The fifth weighting matrix MTX(5) is applied in respect of the fifth subsystem control mode SSM(5). The fifth weighting matrix MTX(5) defines expressions with reference to the state indicator IND(16) representing the rolling resistance. The fifth weighting matrix MTX(5) is configured to increase the significance (weighting) of the seventh image classification probability imp(7) and, dependent on the road roughness IND(16). to decrease the significance (weighting) of the fifth image classification probability imp(5) for selection of the fifth subsystem control mode SSM(5). The application of the fifth weighting matrix MTX(5) to each of the raw image classification probabilities imp(n) is as follows: 1. The fifth weighting matrix MTX(5) defines the first modified image classification probability imp(1) representing terrain comprising road TYP(1) as being equal to 0.5.
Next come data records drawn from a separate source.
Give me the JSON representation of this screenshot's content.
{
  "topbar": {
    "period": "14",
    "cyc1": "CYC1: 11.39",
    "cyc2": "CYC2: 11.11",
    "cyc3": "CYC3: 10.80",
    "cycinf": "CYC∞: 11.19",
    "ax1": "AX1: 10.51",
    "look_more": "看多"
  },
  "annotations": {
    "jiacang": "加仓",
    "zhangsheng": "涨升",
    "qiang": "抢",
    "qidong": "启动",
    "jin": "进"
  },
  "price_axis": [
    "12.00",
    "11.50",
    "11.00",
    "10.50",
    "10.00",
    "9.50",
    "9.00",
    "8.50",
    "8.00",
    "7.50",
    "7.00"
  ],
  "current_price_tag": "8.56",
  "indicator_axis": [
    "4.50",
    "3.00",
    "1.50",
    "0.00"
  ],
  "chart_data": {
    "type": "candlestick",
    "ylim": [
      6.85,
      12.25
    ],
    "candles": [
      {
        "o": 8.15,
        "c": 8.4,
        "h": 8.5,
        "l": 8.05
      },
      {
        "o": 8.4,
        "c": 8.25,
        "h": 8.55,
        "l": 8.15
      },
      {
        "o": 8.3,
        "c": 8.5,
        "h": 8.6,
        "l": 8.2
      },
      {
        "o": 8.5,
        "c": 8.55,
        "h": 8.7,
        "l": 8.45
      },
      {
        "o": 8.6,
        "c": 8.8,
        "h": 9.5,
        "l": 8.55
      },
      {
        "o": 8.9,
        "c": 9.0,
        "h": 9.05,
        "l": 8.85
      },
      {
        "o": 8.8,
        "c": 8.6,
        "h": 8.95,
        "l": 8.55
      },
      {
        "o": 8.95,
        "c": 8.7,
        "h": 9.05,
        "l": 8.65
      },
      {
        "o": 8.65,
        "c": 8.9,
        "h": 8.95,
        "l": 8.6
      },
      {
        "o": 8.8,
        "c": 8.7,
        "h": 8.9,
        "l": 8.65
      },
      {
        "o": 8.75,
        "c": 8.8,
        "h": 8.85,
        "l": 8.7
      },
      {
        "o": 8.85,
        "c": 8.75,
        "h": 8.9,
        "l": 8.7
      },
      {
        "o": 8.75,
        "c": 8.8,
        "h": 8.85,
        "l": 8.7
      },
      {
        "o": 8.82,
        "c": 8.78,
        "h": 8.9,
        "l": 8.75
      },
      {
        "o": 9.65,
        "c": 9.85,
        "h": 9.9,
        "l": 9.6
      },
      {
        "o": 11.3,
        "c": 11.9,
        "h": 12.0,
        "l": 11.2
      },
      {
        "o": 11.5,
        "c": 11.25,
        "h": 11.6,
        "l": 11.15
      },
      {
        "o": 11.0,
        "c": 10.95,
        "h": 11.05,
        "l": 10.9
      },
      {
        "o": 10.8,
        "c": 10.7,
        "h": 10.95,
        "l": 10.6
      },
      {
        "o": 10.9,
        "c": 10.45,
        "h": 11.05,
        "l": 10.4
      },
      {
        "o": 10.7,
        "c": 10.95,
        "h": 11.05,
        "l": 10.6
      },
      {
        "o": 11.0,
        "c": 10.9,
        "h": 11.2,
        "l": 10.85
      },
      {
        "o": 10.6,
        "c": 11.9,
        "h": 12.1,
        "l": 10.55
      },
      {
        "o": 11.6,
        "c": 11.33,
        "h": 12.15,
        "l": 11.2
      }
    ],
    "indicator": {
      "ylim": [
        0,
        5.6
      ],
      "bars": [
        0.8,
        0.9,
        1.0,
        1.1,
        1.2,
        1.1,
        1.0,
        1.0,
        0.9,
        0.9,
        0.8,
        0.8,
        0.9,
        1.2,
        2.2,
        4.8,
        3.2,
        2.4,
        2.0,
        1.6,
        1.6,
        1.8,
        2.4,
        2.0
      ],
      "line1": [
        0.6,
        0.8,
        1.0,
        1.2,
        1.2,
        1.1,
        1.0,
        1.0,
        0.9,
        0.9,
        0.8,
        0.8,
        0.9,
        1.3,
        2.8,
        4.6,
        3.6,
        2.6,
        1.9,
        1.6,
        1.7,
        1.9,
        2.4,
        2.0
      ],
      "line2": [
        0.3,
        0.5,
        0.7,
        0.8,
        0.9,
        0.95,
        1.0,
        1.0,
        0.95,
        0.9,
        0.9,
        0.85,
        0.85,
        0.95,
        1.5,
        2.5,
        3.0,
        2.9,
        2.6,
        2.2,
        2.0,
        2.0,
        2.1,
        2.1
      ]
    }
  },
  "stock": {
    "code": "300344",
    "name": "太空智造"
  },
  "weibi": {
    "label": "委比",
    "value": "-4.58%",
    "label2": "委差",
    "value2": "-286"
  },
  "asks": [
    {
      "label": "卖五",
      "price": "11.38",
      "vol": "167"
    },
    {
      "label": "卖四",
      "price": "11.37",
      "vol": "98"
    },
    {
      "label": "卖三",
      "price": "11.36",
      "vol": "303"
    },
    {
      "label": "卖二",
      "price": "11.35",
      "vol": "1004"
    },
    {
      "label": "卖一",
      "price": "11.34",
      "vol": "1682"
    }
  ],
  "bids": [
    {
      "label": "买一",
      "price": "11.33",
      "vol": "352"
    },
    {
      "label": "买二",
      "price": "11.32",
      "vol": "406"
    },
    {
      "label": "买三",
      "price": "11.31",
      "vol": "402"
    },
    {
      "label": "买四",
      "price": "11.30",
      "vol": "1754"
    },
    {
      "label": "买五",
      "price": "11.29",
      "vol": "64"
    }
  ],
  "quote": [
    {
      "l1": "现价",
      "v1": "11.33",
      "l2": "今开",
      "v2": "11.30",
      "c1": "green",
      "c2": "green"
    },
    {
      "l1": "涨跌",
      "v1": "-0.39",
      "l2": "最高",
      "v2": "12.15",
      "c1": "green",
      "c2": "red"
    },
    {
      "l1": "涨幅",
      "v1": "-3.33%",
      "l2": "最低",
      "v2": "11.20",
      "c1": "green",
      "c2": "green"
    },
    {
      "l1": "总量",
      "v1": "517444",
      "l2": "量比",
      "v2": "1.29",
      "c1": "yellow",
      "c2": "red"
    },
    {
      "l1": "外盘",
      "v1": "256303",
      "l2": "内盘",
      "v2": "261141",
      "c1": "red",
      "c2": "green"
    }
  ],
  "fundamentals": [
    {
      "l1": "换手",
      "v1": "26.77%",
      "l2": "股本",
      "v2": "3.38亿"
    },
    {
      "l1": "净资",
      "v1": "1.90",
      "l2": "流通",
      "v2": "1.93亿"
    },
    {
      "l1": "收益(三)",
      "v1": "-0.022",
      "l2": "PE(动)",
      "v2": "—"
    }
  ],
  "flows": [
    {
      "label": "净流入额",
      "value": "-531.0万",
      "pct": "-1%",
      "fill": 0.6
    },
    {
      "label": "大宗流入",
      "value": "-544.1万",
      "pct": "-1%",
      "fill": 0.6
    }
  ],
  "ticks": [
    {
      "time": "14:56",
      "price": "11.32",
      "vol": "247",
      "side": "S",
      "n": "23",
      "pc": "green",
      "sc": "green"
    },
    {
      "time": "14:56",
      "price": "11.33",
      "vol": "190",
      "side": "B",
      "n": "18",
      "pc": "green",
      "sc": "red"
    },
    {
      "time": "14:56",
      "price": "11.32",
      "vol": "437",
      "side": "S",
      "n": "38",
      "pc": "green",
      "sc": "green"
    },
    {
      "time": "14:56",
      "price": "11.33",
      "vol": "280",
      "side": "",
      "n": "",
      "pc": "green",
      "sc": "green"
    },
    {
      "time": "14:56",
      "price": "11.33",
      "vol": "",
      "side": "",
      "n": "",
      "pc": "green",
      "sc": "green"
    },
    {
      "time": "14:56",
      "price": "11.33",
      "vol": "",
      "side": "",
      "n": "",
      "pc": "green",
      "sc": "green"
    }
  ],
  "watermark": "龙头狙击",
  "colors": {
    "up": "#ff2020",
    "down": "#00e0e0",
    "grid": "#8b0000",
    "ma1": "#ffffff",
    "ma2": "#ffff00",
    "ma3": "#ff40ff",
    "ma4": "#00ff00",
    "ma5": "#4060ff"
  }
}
2. The fifth weighting matrix MTX(5) defines the second modified image classification probability imp(2) representing terrain comprising grass TYP(2) as being equal to zero (0).
3. The fifth weighting matrix MTX(5) defines the third modified image classification probability imp(13) representing terrain comprising snow TYP(3) as being equal to zero (0).
4. The fifth weighting matrix MTX(5) defines the fourth modified image classification probability imp(4) representing terrain comprising dirt road TYP(4) as being equal to zero (0).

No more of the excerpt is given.